The steady rise of the protagonist from slave to tycoon.

This is damn fine young-adult SF, the second-to-last of Heinlein’s juveniles. The escalation of the protagonist’s ability and status, while tritely wish-fulfilling for the reader, is neatly counterbalanced by the mental scars of slavery and Thorby’s deep humility, as well as the fact that he’s miserable as a tycoon. He stays on the high end of the ladder not because it gives him the material resources for his own Batman-like moral crusade but because the diffuse center of galactic capitalism, including his own company, is a driving factor of the moral problem he wants to combat: Some part of his family business of building spaceships is selling them to slavers, and even with FTL communications and benevolent leadership it is realistically hard to root out that corruption in an interplanetary system built to run on greed. The cultural elite lives in denial and complicity. That is good worldbuilding and it has aged remarkably well. Even the computers, which are developing apace, actually seem plausible. As Mark Yon once pointed out, it is amazing that Heinlein got this out before the launch of Sputnik. It is many steps up from Between Planets (1951), which is smaller in scale and deals with a “citizen of the system”, not the galaxy.
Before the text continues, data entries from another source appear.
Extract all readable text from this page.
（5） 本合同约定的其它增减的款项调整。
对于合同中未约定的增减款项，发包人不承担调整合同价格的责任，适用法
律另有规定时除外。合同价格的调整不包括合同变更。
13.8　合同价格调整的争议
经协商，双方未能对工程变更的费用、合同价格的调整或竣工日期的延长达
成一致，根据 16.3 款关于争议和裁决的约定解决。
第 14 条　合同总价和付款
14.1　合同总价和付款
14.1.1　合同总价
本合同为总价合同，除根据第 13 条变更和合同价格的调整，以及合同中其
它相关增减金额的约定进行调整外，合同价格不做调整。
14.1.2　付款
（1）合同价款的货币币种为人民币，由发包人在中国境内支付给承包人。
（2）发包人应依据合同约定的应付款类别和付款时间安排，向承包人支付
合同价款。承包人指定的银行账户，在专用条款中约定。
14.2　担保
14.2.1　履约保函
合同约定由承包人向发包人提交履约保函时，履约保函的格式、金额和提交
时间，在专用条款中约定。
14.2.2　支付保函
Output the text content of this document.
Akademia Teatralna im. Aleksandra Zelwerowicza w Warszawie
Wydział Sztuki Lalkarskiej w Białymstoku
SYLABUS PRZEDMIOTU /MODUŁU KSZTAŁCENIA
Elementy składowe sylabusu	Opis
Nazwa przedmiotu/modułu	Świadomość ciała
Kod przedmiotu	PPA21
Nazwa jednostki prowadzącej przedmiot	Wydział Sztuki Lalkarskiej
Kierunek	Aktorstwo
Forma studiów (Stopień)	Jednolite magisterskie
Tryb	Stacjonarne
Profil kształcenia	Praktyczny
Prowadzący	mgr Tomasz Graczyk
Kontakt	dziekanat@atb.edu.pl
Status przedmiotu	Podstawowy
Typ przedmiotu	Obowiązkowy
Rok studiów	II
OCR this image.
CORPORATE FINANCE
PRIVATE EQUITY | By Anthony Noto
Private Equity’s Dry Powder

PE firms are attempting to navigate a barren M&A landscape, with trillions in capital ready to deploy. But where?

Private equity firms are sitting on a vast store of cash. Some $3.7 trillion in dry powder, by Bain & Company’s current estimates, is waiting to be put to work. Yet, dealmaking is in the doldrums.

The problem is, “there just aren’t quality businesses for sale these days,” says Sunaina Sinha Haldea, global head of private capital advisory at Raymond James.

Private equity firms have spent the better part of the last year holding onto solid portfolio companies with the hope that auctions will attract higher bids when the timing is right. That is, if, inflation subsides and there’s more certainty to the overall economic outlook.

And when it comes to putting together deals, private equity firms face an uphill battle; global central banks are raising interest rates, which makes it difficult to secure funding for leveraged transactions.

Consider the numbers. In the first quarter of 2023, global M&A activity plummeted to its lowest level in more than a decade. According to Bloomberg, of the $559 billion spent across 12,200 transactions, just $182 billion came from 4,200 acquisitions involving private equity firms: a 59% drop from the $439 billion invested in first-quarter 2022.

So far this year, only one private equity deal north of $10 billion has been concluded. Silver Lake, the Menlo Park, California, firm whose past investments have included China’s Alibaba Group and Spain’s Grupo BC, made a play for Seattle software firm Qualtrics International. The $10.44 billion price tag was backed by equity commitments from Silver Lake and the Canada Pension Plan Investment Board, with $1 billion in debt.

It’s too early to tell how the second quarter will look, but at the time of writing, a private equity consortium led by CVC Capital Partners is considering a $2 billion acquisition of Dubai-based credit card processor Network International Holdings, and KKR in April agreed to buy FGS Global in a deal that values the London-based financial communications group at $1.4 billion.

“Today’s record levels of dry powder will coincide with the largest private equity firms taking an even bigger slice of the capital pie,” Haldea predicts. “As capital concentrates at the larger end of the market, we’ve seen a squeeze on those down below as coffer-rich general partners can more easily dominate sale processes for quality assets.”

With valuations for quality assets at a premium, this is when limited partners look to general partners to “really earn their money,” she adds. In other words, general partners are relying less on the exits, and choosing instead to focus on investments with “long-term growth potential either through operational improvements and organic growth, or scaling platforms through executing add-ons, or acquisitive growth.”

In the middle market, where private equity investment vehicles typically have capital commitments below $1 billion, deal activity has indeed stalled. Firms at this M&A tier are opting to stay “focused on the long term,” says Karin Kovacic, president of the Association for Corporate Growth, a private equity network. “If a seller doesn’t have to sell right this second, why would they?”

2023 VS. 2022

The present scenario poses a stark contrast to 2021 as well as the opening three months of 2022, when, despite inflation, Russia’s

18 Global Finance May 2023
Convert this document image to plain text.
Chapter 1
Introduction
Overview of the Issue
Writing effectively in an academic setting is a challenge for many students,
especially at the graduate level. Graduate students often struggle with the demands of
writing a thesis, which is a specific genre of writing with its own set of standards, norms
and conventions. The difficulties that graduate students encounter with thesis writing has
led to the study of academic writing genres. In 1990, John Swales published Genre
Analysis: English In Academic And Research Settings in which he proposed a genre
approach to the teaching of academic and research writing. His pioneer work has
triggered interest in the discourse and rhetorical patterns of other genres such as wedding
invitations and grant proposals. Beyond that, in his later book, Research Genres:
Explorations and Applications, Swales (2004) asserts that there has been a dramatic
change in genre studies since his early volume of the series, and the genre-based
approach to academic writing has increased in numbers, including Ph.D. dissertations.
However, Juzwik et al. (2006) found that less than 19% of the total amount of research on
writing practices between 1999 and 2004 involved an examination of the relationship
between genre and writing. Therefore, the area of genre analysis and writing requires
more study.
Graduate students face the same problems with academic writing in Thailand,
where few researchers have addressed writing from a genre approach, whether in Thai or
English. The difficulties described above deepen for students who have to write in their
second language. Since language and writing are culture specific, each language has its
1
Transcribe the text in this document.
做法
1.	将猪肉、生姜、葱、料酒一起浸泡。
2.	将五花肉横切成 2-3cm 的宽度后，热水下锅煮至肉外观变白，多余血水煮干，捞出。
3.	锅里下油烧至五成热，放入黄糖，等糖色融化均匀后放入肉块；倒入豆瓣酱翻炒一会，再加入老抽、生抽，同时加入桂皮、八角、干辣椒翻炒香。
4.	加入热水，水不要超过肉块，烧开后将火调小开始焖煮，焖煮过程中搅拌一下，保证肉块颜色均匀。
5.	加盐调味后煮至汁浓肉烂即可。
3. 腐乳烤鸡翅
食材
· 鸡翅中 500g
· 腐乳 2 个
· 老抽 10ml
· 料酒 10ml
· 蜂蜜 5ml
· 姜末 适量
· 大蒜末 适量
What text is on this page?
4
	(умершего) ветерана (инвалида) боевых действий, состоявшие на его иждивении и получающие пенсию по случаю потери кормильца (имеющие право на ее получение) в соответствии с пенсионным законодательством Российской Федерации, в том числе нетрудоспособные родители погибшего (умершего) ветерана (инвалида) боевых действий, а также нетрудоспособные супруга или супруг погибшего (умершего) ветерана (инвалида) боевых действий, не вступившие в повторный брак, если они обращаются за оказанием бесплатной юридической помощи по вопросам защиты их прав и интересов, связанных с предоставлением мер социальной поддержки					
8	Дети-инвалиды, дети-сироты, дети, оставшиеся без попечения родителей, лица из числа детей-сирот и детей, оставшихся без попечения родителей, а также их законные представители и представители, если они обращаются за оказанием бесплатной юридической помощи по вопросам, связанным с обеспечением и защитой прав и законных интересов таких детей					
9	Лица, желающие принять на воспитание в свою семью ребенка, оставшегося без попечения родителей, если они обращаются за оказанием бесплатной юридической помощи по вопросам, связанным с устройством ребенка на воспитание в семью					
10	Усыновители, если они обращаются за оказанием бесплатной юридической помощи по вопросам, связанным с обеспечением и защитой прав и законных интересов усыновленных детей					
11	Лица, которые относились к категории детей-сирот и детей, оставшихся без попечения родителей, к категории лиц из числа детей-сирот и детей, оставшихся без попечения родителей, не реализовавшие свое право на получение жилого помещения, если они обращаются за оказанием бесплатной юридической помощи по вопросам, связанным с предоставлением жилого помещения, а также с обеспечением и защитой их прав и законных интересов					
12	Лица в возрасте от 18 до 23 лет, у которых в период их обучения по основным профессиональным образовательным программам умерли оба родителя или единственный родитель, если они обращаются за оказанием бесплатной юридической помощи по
The grand sweep and moral charge are the stuff of Gray Lensman (1939) toned down, but the fundamental ideas are very different, and that comes through in all the nuances. There’s an anthropological kinship system for FTL free traders! The more immediate model for this story, Kipling’s Kim (1900), is naïve by comparison, revolving around both mysticism and imperial British bullshit. Heinlein improves on his predecessors, despite some sexism and unimaginative cultural associations: the slavers use quasi-oriental nomenclature (“-pore” from the Sanskrit pūra, meaning “city”) whereas the capitalists are New England Anglo types in a recognizable legal system. I particularly appreciate the anthropologist-sociologist Margaret’s point about the free traders—the People—not actually being free: That’s Heinlein formulating his libertarian obsession with unusual grace and intelligence through the mouth of an accomplished female scholar. The title of the novel refers to the same notion of basic freedom and responsibility. I also enjoyed the near-absence of violence, a nice surprise. The ending, however, is a weak courtroom drama.

References here: Star Trek (1966), “The Alternative Factor” (1967), Star Wars (1977).